In February CNN reported that Germanotta had refused to pay more than $260,000 in rent and fees for his Art Bird & Whiskey Bar in Grand Central Terminal. His reason? Allegedly, dirty bathrooms, a rodent infestation, and too many homeless people had eroded his business since he bought the location in 2018, forcing him to lay off seven workers. “Some days, there are more homeless people down there than there is foot traffic in the early morning,” Germanotta told CNN, adding later, “The homeless guys are in there washing their hair in the sink. Imagine you’re a tourist and you walk in there and see that. You’d leave.”
Tim Minton, communications director for the MTA, countered that Grand Central “is a terrific place to do business... There is another business 40 feet away in a similar pavilion that is thriving.”
Just as the novel coronavirus pandemic began to shut down New York and its courts in March, the MTA began proceedings against Germanotta to secure the unpaid rent. Days later the entrepreneur shared a GoFundMe for another of his restaurants—Joanne Trattoria, which Lady Gaga partially owns—asking patrons and “fans” to help raise $50,000 to pay staff amid COVID-19 closures.
“Our amazing staff is made up of primarily hourly workers who depend on our payroll, and who overwhelmingly live paycheck to paycheck,” the page read, per Newsweek. “As our doors remain closed longer than anticipated, our staff is finding it increasingly difficult to finance the daily necessities to keep them healthy, like groceries and insurance costs – to say nothing of rent, utilities, and other recurring bills.”
The campaign claimed that Joanne Trattoria had laid off almost 30 workers.

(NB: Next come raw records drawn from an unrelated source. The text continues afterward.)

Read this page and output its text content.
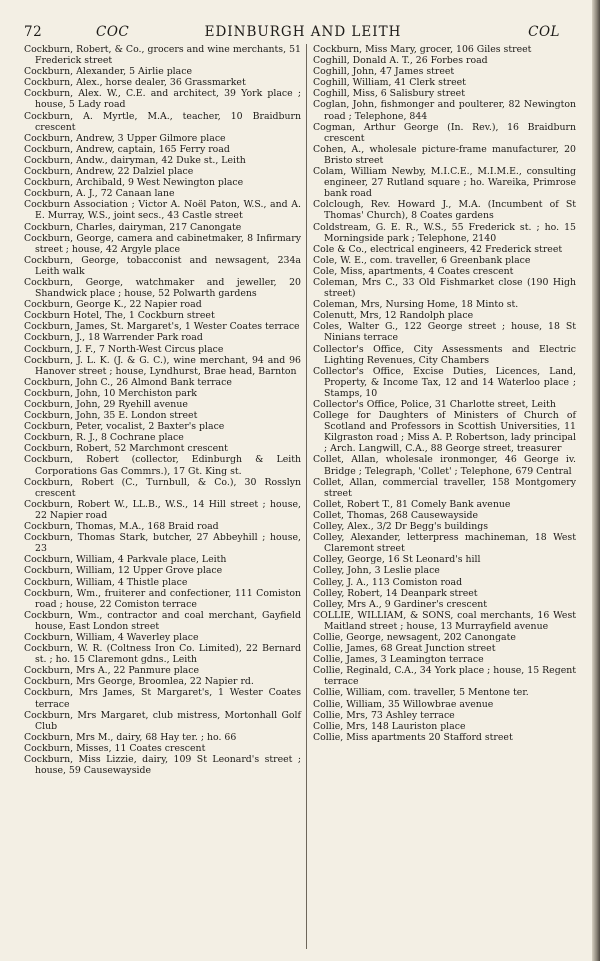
72	COC	EDINBURGH AND LEITH	COL
Cockburn, Robert, & Co., grocers and wine merchants, 51 Frederick street
Cockburn, Alexander, 5 Airlie place
Cockburn, Alex., horse dealer, 36 Grassmarket
Cockburn, Alex. W., C.E. and architect, 39 York place ; house, 5 Lady road
Cockburn, A. Myrtle, M.A., teacher, 10 Braidburn crescent
Cockburn, Andrew, 3 Upper Gilmore place
Cockburn, Andrew, captain, 165 Ferry road
Cockburn, Andw., dairyman, 42 Duke st., Leith
Cockburn, Andrew, 22 Dalziel place
Cockburn, Archibald, 9 West Newington place
Cockburn, A. J., 72 Canaan lane
Cockburn Association ; Victor A. Noël Paton, W.S., and A. E. Murray, W.S., joint secs., 43 Castle street
Cockburn, Charles, dairyman, 217 Canongate
Cockburn, George, camera and cabinetmaker, 8 Infirmary street ; house, 42 Argyle place
Cockburn, George, tobacconist and newsagent, 234a Leith walk
Cockburn, George, watchmaker and jeweller, 20 Shandwick place ; house, 52 Polwarth gardens
Cockburn, George K., 22 Napier road
Cockburn Hotel, The, 1 Cockburn street
Cockburn, James, St. Margaret's, 1 Wester Coates terrace
Cockburn, J., 18 Warrender Park road
Cockburn, J. F., 7 North-West Circus place
Cockburn, J. L. K. (J. & G. C.), wine merchant, 94 and 96 Hanover street ; house, Lyndhurst, Brae head, Barnton
Cockburn, John C., 26 Almond Bank terrace
Cockburn, John, 10 Merchiston park
Cockburn, John, 29 Ryehill avenue
Cockburn, John, 35 E. London street
Cockburn, Peter, vocalist, 2 Baxter's place
Cockburn, R. J., 8 Cochrane place
Cockburn, Robert, 52 Marchmont crescent
Cockburn, Robert (collector, Edinburgh & Leith Corporations Gas Commrs.), 17 Gt. King st.
Cockburn, Robert (C., Turnbull, & Co.), 30 Rosslyn crescent
Cockburn, Robert W., LL.B., W.S., 14 Hill street ; house, 22 Napier road
Cockburn, Thomas, M.A., 168 Braid road
Cockburn, Thomas Stark, butcher, 27 Abbeyhill ; house, 23
Cockburn, William, 4 Parkvale place, Leith
Cockburn, William, 12 Upper Grove place
Cockburn, William, 4 Thistle place
Cockburn, Wm., fruiterer and confectioner, 111 Comiston road ; house, 22 Comiston terrace
Cockburn, Wm., contractor and coal merchant, Gayfield house, East London street
Cockburn, William, 4 Waverley place
Cockburn, W. R. (Coltness Iron Co. Limited), 22 Bernard st. ; ho. 15 Claremont gdns., Leith
Cockburn, Mrs A., 22 Panmure place
Cockburn, Mrs George, Broomlea, 22 Napier rd.
Cockburn, Mrs James, St Margaret's, 1 Wester Coates terrace
Cockburn, Mrs Margaret, club mistress, Mortonhall Golf Club
Cockburn, Mrs M., dairy, 68 Hay ter. ; ho. 66
Cockburn, Misses, 11 Coates crescent
Cockburn, Miss Lizzie, dairy, 109 St Leonard's street ; house, 59 Causewayside
Cockburn, Miss Mary, grocer, 106 Giles street
Coghill, Donald A. T., 26 Forbes road
Coghill, John, 47 James street
Coghill, William, 41 Clerk street
Coghill, Miss, 6 Salisbury street
Coglan, John, fishmonger and poulterer, 82 Newington road ; Telephone, 844
Cogman, Arthur George (In. Rev.), 16 Braidburn crescent
Cohen, A., wholesale picture-frame manufacturer, 20 Bristo street
Colam, William Newby, M.I.C.E., M.I.M.E., consulting engineer, 27 Rutland square ; ho. Wareika, Primrose bank road
Colclough, Rev. Howard J., M.A. (Incumbent of St Thomas' Church), 8 Coates gardens
Coldstream, G. E. R., W.S., 55 Frederick st. ; ho. 15 Morningside park ; Telephone, 2140
Cole & Co., electrical engineers, 42 Frederick street
Cole, W. E., com. traveller, 6 Greenbank place
Cole, Miss, apartments, 4 Coates crescent
Coleman, Mrs C., 33 Old Fishmarket close (190 High street)
Coleman, Mrs, Nursing Home, 18 Minto st.
Colenutt, Mrs, 12 Randolph place
Coles, Walter G., 122 George street ; house, 18 St Ninians terrace
Collector's Office, City Assessments and Electric Lighting Revenues, City Chambers
Collector's Office, Excise Duties, Licences, Land, Property, & Income Tax, 12 and 14 Waterloo place ; Stamps, 10
Collector's Office, Police, 31 Charlotte street, Leith
College for Daughters of Ministers of Church of Scotland and Professors in Scottish Universities, 11 Kilgraston road ; Miss A. P. Robertson, lady principal ; Arch. Langwill, C.A., 88 George street, treasurer
Collet, Allan, wholesale ironmonger, 46 George iv. Bridge ; Telegraph, 'Collet' ; Telephone, 679 Central
Collet, Allan, commercial traveller, 158 Montgomery street
Collet, Robert T., 81 Comely Bank avenue
Collet, Thomas, 268 Causewayside
Colley, Alex., 3/2 Dr Begg's buildings
Colley, Alexander, letterpress machineman, 18 West Claremont street
Colley, George, 16 St Leonard's hill
Colley, John, 3 Leslie place
Colley, J. A., 113 Comiston road
Colley, Robert, 14 Deanpark street
Colley, Mrs A., 9 Gardiner's crescent
COLLIE, WILLIAM, & SONS, coal merchants, 16 West Maitland street ; house, 13 Murrayfield avenue
Collie, George, newsagent, 202 Canongate
Collie, James, 68 Great Junction street
Collie, James, 3 Leamington terrace
Collie, Reginald, C.A., 34 York place ; house, 15 Regent terrace
Collie, William, com. traveller, 5 Mentone ter.
Collie, William, 35 Willowbrae avenue
Collie, Mrs, 73 Ashley terrace
Collie, Mrs, 148 Lauriston place
Collie, Miss apartments 20 Stafford street
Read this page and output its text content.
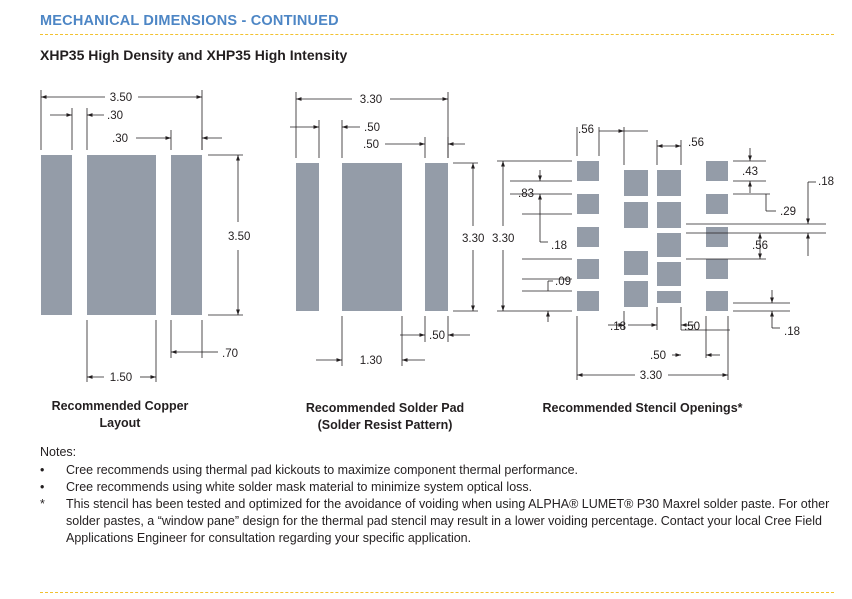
MECHANICAL DIMENSIONS - CONTINUED
XHP35 High Density and XHP35 High Intensity
3.50
.30
.30
3.50
1.50
.70
3.30
.50
.50
3.30
1.30
.50
3.30
.56
.56
.43
.83
.18
.29
.18
.56
.09
.18	.50	.18
.50
3.30
Recommended Copper Layout
Recommended Solder Pad
(Solder Resist Pattern)
Recommended Stencil Openings*
Notes:
• Cree recommends using thermal pad kickouts to maximize component thermal performance.
• Cree recommends using white solder mask material to minimize system optical loss.
* This stencil has been tested and optimized for the avoidance of voiding when using ALPHA® LUMET® P30 Maxrel solder paste. For other solder pastes, a “window pane” design for the thermal pad stencil may result in a lower voiding percentage. Contact your local Cree Field Applications Engineer for consultation regarding your specific application.
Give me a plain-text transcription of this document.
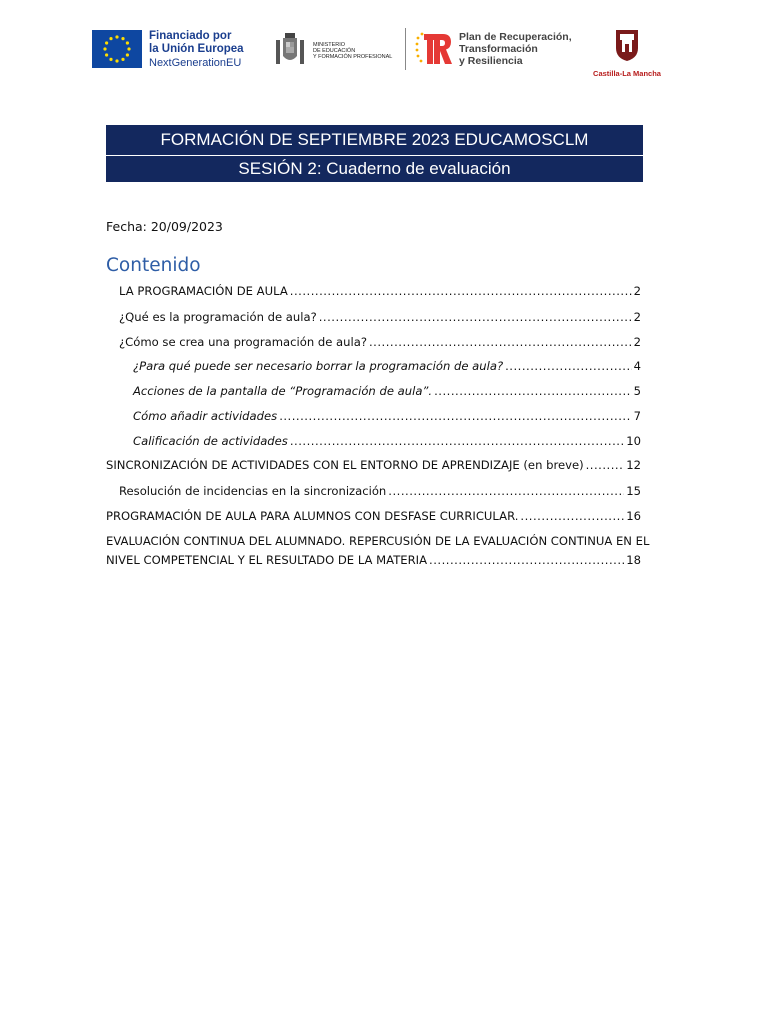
Financiado por
la Unión Europea
NextGenerationEU
MINISTERIO
DE EDUCACIÓN
Y FORMACIÓN PROFESIONAL
Plan de Recuperación,
Transformación
y Resiliencia
Castilla-La Mancha
FORMACIÓN DE SEPTIEMBRE 2023 EDUCAMOSCLM
SESIÓN 2: Cuaderno de evaluación
Fecha: 20/09/2023
Contenido
LA PROGRAMACIÓN DE AULA .....	2
¿Qué es la programación de aula? .....	2
¿Cómo se crea una programación de aula? .....	2
¿Para qué puede ser necesario borrar la programación de aula? .....	4
Acciones de la pantalla de “Programación de aula”. .....	5
Cómo añadir actividades .....	7
Calificación de actividades .....	10
SINCRONIZACIÓN DE ACTIVIDADES CON EL ENTORNO DE APRENDIZAJE (en breve) .....	12
Resolución de incidencias en la sincronización .....	15
PROGRAMACIÓN DE AULA PARA ALUMNOS CON DESFASE CURRICULAR. .....	16
EVALUACIÓN CONTINUA DEL ALUMNADO. REPERCUSIÓN DE LA EVALUACIÓN CONTINUA EN EL
NIVEL COMPETENCIAL Y EL RESULTADO DE LA MATERIA .....	18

Today reported at the time that the page raised only $541 before backlash prompted Germanotta to shut it down. As critics noted, one would think that the entrepreneur who first brought Wi-Fi to hotel chains and father of a multi-millionaire could easily find the money to pay his workers himself.
Sources told Page Six that neither Lady Gaga nor her mother, Cynthia, were aware that Germanotta had been planning to create the page, and that the “idea would have been shot down before he even finished bringing it up.” (“[A]nd the worst part is,” the source added, “it’s her birthday!”)
“It was a stupid, embarrassing mistake,” another source told Page Six. “He saw other people getting into the spirit of giving and generosity and somehow thought that applied here. It had more to do with the spirit than a belief that he needed or deserved financial help to pass on to his employees. He was acting on impulse.”
Germanotta has since joined the hundreds of restaurant owners suing New York City over its ban on indoor dining.
The Trump drama, however, started over the weekend. As Lady Gaga rallied her Little Monsters behind Biden over the weekend, the Trump campaign responded with a disgruntled press release calling the singer an “anti-fracking activist.” (Translation: Eight years ago, she joined a group of 146 artists brought together by Yoko Ono to oppose fracking in New York state.)
But at the rally Monday, Gaga stayed on target, delivering a speech that met honks of approval from the rally’s drive-in audience: “To all the women and all the men with daughters and sisters and mothers, everybody, no matter how you identify, now is your chance to vote against Donald Trump, a man who believes his fame gives him the right to grab one of your daughters or sisters or mothers or wives by any part of their bodies,” she said. “Vote for Joe. He’s a good person. Thank you.”
Trump kicked off his own Monday rally by disparaging both Lady Gaga and Jon Bon Jovi, who performed at a Biden rally last month. “Lady Gaga is not too good,” he said. “I could tell you plenty of stories; I could tell you stories about Lady Gaga. I know a lot of stories about Lady Gaga.” (The real takeaway from that event, however, was just how grating it is to hear the president say the words “Laydee Gah-Gah.”)
What else can one say, as our nation wearily waits to find out which direction our collective nightmare is about to take? It appears Lady Gaga, like so many of her fans, might be in for an awkward, exhausting, infuriating Thanksgiving.